Ahora bien, por el momento el PSOE solo asegura una abstención que no tiene aún formato definido y cuya plasmación en la votación -abstención en bloque o abstención «suficiente» de once diputados- puede ser fuente de nuevos conflictos. Por eso, la legislatura que se abrirá en pocos días puede estar marcada por la voluntad de los socialistas de compensar la abstención con una oposición destructiva, que traslade al Parlamento, para ejercerlas, las funciones que corresponden al Gobierno de la Nación. La tentación socialista es investir a Rajoy, pero impedir que gobierne.

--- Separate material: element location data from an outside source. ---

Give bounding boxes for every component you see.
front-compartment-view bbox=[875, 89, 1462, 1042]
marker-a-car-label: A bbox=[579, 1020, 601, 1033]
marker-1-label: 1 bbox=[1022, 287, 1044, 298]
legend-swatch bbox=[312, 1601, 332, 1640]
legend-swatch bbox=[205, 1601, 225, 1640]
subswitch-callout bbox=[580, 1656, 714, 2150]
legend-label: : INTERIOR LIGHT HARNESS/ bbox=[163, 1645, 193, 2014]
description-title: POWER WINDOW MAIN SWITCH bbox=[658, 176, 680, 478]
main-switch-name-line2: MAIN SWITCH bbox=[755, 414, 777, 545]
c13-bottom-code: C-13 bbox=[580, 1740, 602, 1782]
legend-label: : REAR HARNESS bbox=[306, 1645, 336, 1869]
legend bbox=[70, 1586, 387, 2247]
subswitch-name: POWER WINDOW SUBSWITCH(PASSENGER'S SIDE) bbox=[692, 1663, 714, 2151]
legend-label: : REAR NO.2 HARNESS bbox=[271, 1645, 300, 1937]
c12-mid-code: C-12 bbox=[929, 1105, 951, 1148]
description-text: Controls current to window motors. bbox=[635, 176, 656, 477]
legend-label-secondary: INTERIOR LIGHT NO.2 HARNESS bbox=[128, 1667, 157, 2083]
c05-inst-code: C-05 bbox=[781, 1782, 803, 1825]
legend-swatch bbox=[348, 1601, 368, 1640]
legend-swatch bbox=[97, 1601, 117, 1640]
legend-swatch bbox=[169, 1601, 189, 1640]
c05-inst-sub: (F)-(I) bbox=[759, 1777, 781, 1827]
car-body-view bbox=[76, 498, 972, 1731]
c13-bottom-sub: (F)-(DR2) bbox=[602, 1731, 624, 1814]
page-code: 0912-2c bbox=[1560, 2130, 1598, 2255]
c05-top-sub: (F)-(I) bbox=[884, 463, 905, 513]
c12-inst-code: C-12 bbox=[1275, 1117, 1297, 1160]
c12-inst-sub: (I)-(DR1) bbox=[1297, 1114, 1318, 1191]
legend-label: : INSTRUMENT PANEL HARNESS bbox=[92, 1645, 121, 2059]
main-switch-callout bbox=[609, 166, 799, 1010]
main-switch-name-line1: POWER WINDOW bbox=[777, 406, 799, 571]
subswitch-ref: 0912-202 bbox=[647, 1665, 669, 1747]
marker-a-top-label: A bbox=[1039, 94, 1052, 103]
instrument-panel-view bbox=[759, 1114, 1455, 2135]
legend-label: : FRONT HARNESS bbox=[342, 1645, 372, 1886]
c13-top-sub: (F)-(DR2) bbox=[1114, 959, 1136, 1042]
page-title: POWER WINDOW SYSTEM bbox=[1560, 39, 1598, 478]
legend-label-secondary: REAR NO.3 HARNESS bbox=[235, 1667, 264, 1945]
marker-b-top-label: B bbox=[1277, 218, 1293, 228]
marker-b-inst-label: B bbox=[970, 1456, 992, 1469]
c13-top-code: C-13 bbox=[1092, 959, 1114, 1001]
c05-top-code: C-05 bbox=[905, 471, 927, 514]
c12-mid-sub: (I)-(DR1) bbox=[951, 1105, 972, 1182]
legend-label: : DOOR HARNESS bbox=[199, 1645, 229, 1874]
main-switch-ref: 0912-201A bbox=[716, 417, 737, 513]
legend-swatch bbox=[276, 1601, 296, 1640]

Es evidente que el PSOE no puede ni debe hacerse invisible, pero su abstención demostrará que está convocado a ser corresponsable, junto con el PP, de la estabilidad institucional del país, que va más allá de la solidez del futuro Gobierno de Rajoy. Por eso, aunque el PP deberá esforzarse en impulsar políticas de consenso real -es decir, haciendo lo posible por sumar a los socialistas-, el PSOE ha de asumir que con su abstención no se acaba su compromiso con el país, sino que empieza de verdad y continúa con un pacto sobre los Presupuestos Generales del Estado para 2017. Los socialistas no deben regodearse en la mayoría parlamentaria que puede forjarse contra el PP, porque Rajoy siempre tendrá el mando de unas nuevas elecciones generales si su Gobierno queda encerrado en un bloqueo parlamentario liderado por el PSOE.